Elle était révoltée de la cruelle indiscrétion.
— J’ai toujours eu pour ton père un respect absolu et une grande admiration et une reconnaissance…
En effet, elle s’était toujours ingéniée avec un soin minutieux à tenir en dehors de son cœur le moindre sentiment inavouable contre M. Morel. La présence de la moindre malice y aurait tout dérangé ; elle avait toujours tenu son cœur propre comme une bonne ménagère tient propre son petit intérieur, mais, aujourd’hui, cette parfaite stérilisation ne recevait pas la récompense qu’elle en avait toujours attendue.
Le mot « admiration » avait surtout touché Paul qui en éprouvait beaucoup de jalousie et de scandale. Qui au monde pouvait admirer ce vulgaire politicien ? Et elle pensait qu’il était beaucoup mieux que lui. Lui qui n’était rien était tout de même d’une autre classe. Mais que dire, sans l’insulter, sans la traiter de sotte ? Sa mère était une sotte. Seulement, elle était si jolie. Sotte et atrocement hypocrite. Le monde entier se dressait avec une dureté de métal contre lui, l’hypocrisie de sa mère entre celle de son père et celle de Galant et de Caël faisait une paroi de prison parfaitement circulaire et lisse autour de lui. Contre cela, il ne sentait que sa rage, sa faiblesse vibrante ; il y avait dans son cœur une vibration spasmodique qui l’épuisait.

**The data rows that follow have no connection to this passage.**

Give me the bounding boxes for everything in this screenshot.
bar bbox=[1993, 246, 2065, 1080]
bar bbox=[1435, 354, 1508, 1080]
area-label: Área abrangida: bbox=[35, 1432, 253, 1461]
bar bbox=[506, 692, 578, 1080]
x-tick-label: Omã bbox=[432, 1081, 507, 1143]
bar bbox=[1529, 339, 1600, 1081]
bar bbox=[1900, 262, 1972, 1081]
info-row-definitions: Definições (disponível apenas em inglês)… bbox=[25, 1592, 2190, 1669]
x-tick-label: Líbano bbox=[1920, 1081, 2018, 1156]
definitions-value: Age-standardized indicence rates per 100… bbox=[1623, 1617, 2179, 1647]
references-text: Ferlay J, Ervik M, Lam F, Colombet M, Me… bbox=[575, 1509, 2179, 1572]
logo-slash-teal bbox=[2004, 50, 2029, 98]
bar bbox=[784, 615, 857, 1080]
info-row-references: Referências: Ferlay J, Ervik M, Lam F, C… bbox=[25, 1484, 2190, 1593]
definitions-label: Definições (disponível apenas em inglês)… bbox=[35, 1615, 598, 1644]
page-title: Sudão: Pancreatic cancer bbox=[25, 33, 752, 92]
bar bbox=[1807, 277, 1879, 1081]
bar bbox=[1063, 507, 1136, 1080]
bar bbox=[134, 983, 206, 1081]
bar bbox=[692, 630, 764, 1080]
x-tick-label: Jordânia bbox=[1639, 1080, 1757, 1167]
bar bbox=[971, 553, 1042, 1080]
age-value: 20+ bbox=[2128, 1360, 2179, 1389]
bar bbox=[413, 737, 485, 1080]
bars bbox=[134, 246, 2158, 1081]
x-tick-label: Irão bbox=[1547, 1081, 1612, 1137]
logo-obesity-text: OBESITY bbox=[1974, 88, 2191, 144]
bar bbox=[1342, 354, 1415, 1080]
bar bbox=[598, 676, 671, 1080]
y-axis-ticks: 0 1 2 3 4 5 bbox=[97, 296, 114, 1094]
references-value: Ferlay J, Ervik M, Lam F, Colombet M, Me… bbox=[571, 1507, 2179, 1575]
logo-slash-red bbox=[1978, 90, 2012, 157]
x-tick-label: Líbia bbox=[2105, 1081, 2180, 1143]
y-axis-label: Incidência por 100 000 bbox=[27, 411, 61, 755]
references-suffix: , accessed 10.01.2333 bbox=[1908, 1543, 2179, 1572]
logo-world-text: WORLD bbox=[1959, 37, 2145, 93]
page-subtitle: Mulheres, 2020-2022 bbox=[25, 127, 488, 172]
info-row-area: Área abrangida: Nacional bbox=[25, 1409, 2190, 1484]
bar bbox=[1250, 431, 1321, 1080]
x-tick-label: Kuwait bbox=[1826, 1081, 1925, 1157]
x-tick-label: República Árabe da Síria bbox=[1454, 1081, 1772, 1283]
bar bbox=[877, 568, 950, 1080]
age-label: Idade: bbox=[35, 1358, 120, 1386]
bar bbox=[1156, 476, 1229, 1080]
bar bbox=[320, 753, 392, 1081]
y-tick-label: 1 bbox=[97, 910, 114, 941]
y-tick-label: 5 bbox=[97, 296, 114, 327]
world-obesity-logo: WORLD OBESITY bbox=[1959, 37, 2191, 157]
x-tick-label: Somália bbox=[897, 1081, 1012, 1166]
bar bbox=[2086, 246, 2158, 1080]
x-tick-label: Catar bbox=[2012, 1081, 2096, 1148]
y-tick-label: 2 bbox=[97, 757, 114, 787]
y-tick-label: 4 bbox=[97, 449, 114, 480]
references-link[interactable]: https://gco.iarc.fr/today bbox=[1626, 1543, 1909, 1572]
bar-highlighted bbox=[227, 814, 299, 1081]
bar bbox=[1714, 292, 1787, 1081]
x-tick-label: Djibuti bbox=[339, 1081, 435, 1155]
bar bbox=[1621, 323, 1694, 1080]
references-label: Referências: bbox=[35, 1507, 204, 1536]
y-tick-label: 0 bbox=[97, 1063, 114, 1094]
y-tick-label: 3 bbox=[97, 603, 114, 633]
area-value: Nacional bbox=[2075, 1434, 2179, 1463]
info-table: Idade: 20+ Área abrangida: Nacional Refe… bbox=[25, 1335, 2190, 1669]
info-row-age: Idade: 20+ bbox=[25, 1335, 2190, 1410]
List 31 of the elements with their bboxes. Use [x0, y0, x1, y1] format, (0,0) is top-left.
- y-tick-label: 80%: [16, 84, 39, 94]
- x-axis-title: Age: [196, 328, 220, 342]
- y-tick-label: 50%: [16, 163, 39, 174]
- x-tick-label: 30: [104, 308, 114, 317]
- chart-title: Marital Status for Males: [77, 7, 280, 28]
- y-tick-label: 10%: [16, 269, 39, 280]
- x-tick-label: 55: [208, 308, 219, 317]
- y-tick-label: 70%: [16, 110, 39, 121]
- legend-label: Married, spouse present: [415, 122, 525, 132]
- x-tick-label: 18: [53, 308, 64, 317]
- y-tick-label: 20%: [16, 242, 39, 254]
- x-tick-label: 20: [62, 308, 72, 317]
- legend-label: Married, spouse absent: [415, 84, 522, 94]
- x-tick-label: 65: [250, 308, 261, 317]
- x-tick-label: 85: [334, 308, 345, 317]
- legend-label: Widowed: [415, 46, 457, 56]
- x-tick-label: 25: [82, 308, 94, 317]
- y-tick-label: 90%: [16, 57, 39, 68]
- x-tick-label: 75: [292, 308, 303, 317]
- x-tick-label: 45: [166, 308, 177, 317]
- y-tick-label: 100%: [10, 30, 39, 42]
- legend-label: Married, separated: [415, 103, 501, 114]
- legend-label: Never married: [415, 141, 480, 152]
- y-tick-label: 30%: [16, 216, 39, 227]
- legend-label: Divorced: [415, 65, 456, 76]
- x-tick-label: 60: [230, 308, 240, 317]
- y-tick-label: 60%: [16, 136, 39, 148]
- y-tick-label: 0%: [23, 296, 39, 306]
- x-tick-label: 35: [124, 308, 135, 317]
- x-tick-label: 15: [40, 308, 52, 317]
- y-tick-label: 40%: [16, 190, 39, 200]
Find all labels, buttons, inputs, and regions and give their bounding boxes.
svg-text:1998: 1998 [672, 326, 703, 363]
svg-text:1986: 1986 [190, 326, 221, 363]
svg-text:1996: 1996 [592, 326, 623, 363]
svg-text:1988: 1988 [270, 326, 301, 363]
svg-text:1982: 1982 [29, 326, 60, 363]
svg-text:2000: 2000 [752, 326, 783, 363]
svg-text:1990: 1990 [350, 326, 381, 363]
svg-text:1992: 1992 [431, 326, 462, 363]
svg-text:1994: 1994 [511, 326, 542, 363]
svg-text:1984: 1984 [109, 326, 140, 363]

Et elle le chassait. Eh bien oui, il s’en irait ; il ne demandait qu’à fuir. Mais il se vengerait un jour ; il ferait quelque chose, un jour. On peut toujours se venger, faire souffrir les êtres, un instant. Oh ! quel instant !
Mme Morel voyait sous quelle atroce convulsion succombait son fils. Elle en éprouvait une grande épouvante, une grande répugnance et une grande pitié. En pleine panique, elle se jeta sur lui, le serra contre sa belle poitrine, à peine lourde.
Il se débattit d’abord, puis éclata de nouveau en sanglots. Les sanglots, c’était tout ce monde plus fort que lui qui le secouait, lui fendait la poitrine. Pourtant, peu à peu, la chaleur douce de la belle femme le pénétra ; il se détendit dans une faiblesse infinie, délicieuse.
Il fut heureux qu’elle lui parlât de la maison de santé. Ce serait de nouveau cette douceur de l’enfance choyée dont il n’aurait jamais dû sortir.